You've sprained your ankle: Ice or heat? A stranger on the bus collapses, unconscious: How well do you remember that CPR class?

In those situations, your phone could be good for something besides calling for help. A new iPhone/iTouch application called Pocket First Aid & CPR (http://www.jive.me/pocketaid) includes primers, videos and still images. It's not the first mobile first-aid app, but this one comes from the American Heart Association.

The application is downloadable for $3.99 from Apple's iTunes store; the AHA hopes to make it available on other mobile devices shortly.

The app includes first-aid checklists, illustrated pages of instructions on hundreds of topics including choking, insect stings, bites, seizures and diabetic emergencies, and instructional videos for a number of events including treating a wound and chest compressions for CPR.

It also has a format for inputting and storing information -- personal doctor, health history, drug allergies, insurance data and emergency contact information -- for you and anyone whose health is important to you.

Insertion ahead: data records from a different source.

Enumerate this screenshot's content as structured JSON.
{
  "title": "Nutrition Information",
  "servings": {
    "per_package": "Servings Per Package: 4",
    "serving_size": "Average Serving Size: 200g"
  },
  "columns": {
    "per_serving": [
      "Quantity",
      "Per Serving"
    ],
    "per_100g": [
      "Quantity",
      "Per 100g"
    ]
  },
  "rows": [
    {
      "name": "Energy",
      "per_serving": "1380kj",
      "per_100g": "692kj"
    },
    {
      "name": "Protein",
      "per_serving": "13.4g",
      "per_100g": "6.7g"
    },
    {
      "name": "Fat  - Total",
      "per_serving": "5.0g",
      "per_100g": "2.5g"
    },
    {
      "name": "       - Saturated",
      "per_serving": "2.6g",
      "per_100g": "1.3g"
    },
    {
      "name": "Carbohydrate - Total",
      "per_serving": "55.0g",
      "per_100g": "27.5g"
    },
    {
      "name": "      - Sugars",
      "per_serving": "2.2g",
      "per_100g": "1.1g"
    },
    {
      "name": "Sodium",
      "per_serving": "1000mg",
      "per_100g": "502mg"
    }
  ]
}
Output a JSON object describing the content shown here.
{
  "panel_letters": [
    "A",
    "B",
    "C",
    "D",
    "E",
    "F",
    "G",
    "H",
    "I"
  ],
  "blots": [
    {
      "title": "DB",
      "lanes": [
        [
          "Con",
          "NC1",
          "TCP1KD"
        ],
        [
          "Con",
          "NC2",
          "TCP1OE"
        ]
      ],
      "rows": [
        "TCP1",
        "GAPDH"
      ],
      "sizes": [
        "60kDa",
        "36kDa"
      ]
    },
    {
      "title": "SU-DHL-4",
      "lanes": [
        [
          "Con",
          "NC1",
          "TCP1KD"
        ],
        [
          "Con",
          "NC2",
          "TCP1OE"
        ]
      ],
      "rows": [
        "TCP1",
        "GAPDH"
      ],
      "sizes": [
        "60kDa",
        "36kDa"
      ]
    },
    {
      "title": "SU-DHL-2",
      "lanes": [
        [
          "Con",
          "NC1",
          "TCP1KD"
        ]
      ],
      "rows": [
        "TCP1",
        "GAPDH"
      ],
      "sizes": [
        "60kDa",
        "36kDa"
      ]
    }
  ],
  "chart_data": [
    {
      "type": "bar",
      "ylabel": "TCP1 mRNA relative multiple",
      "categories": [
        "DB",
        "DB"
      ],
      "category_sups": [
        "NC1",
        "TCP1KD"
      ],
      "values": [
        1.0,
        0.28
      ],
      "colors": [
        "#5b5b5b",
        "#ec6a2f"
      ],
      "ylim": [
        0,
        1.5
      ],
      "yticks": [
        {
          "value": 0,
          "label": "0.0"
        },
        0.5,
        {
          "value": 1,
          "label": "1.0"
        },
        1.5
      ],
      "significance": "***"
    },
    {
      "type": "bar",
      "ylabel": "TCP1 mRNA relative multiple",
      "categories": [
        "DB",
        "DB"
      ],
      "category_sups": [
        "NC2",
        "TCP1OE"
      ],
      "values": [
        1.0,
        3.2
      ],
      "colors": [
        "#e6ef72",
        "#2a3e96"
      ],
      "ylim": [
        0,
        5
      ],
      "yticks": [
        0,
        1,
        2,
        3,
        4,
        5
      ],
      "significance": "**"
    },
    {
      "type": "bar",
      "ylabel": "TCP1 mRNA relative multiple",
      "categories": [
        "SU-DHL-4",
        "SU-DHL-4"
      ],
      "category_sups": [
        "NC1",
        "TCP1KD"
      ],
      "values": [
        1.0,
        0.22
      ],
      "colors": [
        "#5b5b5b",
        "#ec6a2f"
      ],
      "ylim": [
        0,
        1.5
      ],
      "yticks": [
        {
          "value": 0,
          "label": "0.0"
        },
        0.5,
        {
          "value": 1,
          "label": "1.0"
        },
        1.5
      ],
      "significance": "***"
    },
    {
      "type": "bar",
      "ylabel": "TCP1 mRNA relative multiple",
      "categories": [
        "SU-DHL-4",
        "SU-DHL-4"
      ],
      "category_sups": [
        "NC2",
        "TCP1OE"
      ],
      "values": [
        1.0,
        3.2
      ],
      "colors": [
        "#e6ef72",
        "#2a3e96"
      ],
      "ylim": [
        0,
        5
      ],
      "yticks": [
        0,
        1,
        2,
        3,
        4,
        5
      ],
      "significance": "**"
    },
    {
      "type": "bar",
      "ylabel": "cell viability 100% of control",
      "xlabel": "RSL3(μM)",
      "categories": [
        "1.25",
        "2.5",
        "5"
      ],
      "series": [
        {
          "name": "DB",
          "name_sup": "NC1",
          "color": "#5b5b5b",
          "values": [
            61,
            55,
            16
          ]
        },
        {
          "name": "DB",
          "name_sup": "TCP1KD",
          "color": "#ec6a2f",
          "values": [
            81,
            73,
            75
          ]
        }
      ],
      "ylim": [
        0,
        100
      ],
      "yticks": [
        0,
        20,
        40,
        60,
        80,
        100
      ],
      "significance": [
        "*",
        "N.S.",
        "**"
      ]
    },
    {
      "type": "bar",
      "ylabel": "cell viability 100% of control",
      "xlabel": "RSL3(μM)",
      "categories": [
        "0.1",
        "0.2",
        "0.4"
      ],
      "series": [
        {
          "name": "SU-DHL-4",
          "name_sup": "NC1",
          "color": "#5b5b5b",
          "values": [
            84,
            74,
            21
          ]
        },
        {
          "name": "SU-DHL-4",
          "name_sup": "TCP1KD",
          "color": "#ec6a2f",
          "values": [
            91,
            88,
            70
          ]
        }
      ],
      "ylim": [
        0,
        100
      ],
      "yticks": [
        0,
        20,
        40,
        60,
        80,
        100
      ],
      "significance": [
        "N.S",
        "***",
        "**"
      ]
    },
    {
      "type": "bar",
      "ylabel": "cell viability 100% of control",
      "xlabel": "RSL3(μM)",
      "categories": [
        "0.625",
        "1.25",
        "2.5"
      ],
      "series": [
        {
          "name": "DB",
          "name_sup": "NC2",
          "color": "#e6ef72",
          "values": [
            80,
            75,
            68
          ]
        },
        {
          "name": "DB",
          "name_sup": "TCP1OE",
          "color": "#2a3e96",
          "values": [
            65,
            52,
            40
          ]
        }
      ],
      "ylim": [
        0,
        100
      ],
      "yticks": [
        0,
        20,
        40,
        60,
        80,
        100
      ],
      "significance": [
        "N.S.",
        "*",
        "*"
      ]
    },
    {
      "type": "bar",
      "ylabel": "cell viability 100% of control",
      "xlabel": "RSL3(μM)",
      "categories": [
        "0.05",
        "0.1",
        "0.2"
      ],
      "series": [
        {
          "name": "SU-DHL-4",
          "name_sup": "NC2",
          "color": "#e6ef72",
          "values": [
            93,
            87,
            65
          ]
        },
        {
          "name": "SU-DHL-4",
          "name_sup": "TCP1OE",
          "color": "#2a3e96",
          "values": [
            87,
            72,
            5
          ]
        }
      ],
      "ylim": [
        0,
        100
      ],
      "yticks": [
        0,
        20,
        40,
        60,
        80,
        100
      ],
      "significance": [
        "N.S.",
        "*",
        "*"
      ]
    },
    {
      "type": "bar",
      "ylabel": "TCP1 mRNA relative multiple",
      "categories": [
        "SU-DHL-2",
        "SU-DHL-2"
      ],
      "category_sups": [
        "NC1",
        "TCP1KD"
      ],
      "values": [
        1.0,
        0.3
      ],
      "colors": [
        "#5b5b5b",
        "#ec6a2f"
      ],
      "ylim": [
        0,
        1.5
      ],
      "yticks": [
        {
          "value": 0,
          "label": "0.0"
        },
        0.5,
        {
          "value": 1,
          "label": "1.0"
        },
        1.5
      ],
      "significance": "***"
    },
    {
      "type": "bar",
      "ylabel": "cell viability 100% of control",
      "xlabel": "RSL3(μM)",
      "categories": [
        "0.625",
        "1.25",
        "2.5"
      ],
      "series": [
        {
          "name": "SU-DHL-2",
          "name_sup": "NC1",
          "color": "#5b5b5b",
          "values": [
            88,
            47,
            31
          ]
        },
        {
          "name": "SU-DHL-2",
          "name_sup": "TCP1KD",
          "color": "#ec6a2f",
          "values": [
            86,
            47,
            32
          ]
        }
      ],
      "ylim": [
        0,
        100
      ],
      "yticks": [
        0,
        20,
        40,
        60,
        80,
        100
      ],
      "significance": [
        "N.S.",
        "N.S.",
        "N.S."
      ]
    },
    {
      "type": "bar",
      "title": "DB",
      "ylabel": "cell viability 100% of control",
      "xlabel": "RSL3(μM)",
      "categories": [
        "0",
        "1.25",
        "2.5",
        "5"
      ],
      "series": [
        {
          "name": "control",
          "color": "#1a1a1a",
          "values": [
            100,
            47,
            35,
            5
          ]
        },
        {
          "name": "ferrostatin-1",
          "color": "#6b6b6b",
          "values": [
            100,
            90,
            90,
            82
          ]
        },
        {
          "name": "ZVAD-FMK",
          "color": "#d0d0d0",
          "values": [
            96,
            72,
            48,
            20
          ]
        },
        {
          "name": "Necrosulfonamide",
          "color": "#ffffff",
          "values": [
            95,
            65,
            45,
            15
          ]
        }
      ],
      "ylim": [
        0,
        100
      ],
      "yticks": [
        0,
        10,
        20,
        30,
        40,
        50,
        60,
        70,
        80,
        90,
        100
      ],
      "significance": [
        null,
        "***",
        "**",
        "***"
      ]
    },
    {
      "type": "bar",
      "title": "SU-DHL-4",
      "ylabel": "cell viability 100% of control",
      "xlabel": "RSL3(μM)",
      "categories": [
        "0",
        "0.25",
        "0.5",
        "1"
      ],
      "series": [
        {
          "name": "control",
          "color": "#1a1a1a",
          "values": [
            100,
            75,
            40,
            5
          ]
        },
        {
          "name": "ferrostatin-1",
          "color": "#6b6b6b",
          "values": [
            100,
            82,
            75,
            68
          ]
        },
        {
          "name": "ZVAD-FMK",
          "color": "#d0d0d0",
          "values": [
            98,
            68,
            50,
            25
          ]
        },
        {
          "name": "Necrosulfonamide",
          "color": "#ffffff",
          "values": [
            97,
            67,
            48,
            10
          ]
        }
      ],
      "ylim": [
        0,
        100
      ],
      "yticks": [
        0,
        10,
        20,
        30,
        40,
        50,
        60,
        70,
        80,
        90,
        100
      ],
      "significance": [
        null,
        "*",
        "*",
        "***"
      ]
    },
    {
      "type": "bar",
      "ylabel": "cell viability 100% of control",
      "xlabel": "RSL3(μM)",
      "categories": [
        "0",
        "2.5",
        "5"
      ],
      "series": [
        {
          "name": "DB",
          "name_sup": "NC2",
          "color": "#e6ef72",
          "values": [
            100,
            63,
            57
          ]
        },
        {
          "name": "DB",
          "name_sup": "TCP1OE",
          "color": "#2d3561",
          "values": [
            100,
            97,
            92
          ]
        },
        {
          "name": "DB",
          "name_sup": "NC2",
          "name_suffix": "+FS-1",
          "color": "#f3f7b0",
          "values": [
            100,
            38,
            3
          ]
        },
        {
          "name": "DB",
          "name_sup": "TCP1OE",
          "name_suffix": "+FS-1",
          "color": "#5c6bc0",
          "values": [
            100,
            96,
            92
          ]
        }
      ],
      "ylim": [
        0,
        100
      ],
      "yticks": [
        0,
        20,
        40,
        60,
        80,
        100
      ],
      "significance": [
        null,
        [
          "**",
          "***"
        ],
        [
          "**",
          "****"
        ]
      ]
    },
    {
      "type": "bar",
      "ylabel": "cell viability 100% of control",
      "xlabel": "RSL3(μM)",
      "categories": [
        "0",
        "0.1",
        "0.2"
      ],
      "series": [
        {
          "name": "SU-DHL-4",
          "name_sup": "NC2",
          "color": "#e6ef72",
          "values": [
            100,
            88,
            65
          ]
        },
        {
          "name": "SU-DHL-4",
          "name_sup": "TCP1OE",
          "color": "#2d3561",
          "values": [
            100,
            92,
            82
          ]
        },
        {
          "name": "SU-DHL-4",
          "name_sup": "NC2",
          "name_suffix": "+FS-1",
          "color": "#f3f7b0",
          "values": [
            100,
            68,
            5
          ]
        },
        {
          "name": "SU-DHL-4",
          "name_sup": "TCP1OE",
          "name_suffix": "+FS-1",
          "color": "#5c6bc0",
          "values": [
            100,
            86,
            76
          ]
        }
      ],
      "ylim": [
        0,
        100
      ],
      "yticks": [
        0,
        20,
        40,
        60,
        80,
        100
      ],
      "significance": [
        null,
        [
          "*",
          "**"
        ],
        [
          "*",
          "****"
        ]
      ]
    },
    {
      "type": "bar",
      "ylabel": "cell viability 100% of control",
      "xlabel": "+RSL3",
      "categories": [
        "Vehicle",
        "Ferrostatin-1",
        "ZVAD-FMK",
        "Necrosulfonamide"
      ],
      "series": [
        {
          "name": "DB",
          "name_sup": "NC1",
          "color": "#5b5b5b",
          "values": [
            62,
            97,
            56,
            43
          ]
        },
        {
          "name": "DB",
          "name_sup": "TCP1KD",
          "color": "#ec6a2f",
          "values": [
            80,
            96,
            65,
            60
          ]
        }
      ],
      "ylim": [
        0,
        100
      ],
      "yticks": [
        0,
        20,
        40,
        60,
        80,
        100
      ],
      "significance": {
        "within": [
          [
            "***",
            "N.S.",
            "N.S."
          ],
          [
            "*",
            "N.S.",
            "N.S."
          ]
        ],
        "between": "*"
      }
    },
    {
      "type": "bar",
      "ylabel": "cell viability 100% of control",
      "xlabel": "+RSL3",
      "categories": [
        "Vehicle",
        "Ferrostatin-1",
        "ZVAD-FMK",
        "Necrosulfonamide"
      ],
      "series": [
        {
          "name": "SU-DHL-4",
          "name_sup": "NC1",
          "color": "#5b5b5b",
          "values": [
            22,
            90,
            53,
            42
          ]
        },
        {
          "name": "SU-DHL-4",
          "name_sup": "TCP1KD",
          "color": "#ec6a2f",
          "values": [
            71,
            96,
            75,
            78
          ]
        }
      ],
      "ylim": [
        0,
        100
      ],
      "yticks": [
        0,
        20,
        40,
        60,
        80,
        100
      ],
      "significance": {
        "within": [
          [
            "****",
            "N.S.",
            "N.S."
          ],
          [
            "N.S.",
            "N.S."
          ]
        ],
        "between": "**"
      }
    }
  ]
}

Chris Lang, an assistant professor of emergency medicine at the George Washington University School of Medicine, says the application is comprehensive, but it should supplement rather than replace first-aid and CPR classes. "The application does have step-by-step instructions, but in many emergencies learning skills for the first time from a cellphone could cost you too much time," Lang says.

Whether or not you've taken first-aid classes, Lang advises familiarizing yourself with with app's offerings when you download it, so you know where to find information rather than, say, clicking through wound-cleaning information when what you need is instructions on coping with an apparent stroke.

A good feature of the new app is that the information is stored in the phone and is therefore available whether or not it's receiving a wireless signal. But, says Lang, the first rule of any life-threatening emergency is to call 911.

Oh, and that sprain? The app says to ice it for no more than 20 minutes at a time.